TEL AVIV, ISRAEL
June 3, 1967
The waiting was the worst. The country crept, hanging its head. The Holocaust and the terrible price of the war of liberation hung over the people. They trembled, hoarded food, and listened to the radio news with dread: Arab leaders called for the annihilation of Israel, boasted of Arab strength—they had more soldiers, more warplanes, more tanks, more guns, more of everything and all was aimed at the slaughter of the two million Jews of Israel.
Egypt declared a mutual defense pact with Jordan and sent it two commando brigades; Iraq joined the pact and sent more commando brigades and tanks, while its president swore, “No Jewish survivors.” Syria moved four infantry brigades to Israel’s Golan border, promising “a battle of annihilation.”
“They’d kill every last one of us if they could,” Moshe was saying, “but we have the ultimate weapon—we’re small and alone. Our weakness is our strength.” Moshe repeated the phrase, savoring it.
“Is that your column today?” Tamara asked, stacking weeks’ worth of eggs, cooking oil, rice, cans of vegetables, candles. She didn’t consider herself a hoarder, but with her children and Peter’s in the house, and her parents, she had to stock up for the war.
“Yes. I spoke to Peter, he told me something interesting. Egypt was all set to surprise us last week. Their plan was to attack our airfields, destroy our planes before we had time to react, bomb the runways, our ports, and at the same time invade with tanks to cut our country in two. Without our air force, we’d be helpless.”
Tamara looked up, holding bags of rice. “So why didn’t they?”
“Russia stopped them. I don’t know why.”
“Peter said that?”
“Yes. He’s in a position to know.”
“I thought Russia wanted them to attack us?”
“Who knows what’s really going on?”
“Is it true that making Moshe Dayan defense minister means there will definitely be war?”
“Of course. Why else do it? We have to attack, there’s a limit to how long we can call up the reserves.”
The soldiers’ frustration was no secret. Army camps were like summer picnic areas, with families bringing sandwiches, soup, fridge-loads of food for the fighters. Women played chamber music, barbers offered free haircuts, children played paddleball as if they were at the beach—anything to relieve the strain of the long wait.
Daniel and Carmel also clamored to visit their dad, but Tamara was torn. Arie’s parting note had been like a dagger, and after Peter had told her about the fight, she didn’t know what to think. How she must have hurt Arie.
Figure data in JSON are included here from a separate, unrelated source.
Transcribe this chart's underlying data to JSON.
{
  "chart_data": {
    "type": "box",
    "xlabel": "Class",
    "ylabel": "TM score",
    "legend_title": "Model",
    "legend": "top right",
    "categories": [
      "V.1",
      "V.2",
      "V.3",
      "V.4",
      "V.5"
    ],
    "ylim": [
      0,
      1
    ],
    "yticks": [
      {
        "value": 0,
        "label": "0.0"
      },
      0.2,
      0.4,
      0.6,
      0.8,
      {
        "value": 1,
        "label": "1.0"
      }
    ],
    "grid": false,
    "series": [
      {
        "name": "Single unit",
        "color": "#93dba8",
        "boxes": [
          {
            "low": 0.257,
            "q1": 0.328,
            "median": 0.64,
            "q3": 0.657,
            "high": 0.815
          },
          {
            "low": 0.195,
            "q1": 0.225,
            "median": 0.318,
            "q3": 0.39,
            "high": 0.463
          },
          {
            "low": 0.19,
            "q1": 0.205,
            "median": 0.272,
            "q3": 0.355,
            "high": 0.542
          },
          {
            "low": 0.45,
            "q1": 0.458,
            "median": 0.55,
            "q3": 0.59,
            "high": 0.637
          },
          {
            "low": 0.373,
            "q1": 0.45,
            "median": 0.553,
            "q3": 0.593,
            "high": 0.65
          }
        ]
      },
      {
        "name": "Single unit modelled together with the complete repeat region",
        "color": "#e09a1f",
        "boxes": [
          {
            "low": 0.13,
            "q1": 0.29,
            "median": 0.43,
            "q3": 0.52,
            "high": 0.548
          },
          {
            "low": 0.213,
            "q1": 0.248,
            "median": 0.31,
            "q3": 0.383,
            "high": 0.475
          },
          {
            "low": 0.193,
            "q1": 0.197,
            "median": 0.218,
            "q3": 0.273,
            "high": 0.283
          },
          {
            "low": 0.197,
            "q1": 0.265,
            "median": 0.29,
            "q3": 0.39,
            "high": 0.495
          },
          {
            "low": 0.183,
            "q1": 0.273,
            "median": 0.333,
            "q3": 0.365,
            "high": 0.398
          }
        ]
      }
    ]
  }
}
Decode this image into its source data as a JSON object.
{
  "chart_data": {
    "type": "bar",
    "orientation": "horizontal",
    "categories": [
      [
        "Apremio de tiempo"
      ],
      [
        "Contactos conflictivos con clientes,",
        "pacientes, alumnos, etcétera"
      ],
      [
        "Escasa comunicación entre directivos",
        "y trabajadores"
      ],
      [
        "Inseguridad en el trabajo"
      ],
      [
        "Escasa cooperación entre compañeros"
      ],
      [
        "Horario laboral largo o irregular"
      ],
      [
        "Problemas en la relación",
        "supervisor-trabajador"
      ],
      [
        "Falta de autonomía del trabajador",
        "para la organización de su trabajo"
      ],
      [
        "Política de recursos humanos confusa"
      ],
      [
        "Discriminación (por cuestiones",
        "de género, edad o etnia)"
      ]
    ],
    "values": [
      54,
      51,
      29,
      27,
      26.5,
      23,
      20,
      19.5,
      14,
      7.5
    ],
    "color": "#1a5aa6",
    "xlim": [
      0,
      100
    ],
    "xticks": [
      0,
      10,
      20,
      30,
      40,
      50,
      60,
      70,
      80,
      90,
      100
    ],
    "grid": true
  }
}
Yet he had hurt her for fifteen years and even now probably still had a mistress in some Tel Aviv apartment.
In their one phone call since he had been called up, Arie had sounded beaten. It was their first real talk, beyond children and the house, for months. He sounded so needy. And when he said good-bye, Tamara had said, I love you. How could she not? Her husband, her children’s father, was going to war and he was troubled. What else could she say? she asked herself now. Did she mean it? Did he mean it too, when he said the same? After all, he was sleeping by his tank in the desert, soon to kill or be killed. For any man, a time for reckoning, and Arie had more to reckon with than most. But who else was he calling for sympathy? How many other women? All she knew for certain was that Arie was in pain, so was Peter, and so was she.
Their fight had exposed all she had denied or concealed: their failing marriage, her love for Peter, the need to choose. Arie had to choose between his wife or his lovers. She had to choose between Arie or Peter. Peter had to choose how long he could wait for her. They could not all keep hurting each other, hiding and cheating. Had her mother told her father? She must have.
“It’s complicated,” Tamara said to herself, unaware she was speaking aloud.”No it isn’t,” Moshe said without looking up. “With ‘weakness is our strength,’ I mean, that gives us a motivation Arab soldiers just don’t have.”
Tamara sighed. “That isn’t what I meant. Life, Father. Life is complicated. Do you know what I mean?”
Now Moshe did raise his head. He had been waiting for an opening for weeks. “I think I may know what you mean. Tamara, my child, yes, it’s complicated. How can I help you?”
Tamara’s eyes became misty and she kissed the crown of his head. “You can’t, Daddy. You can’t.”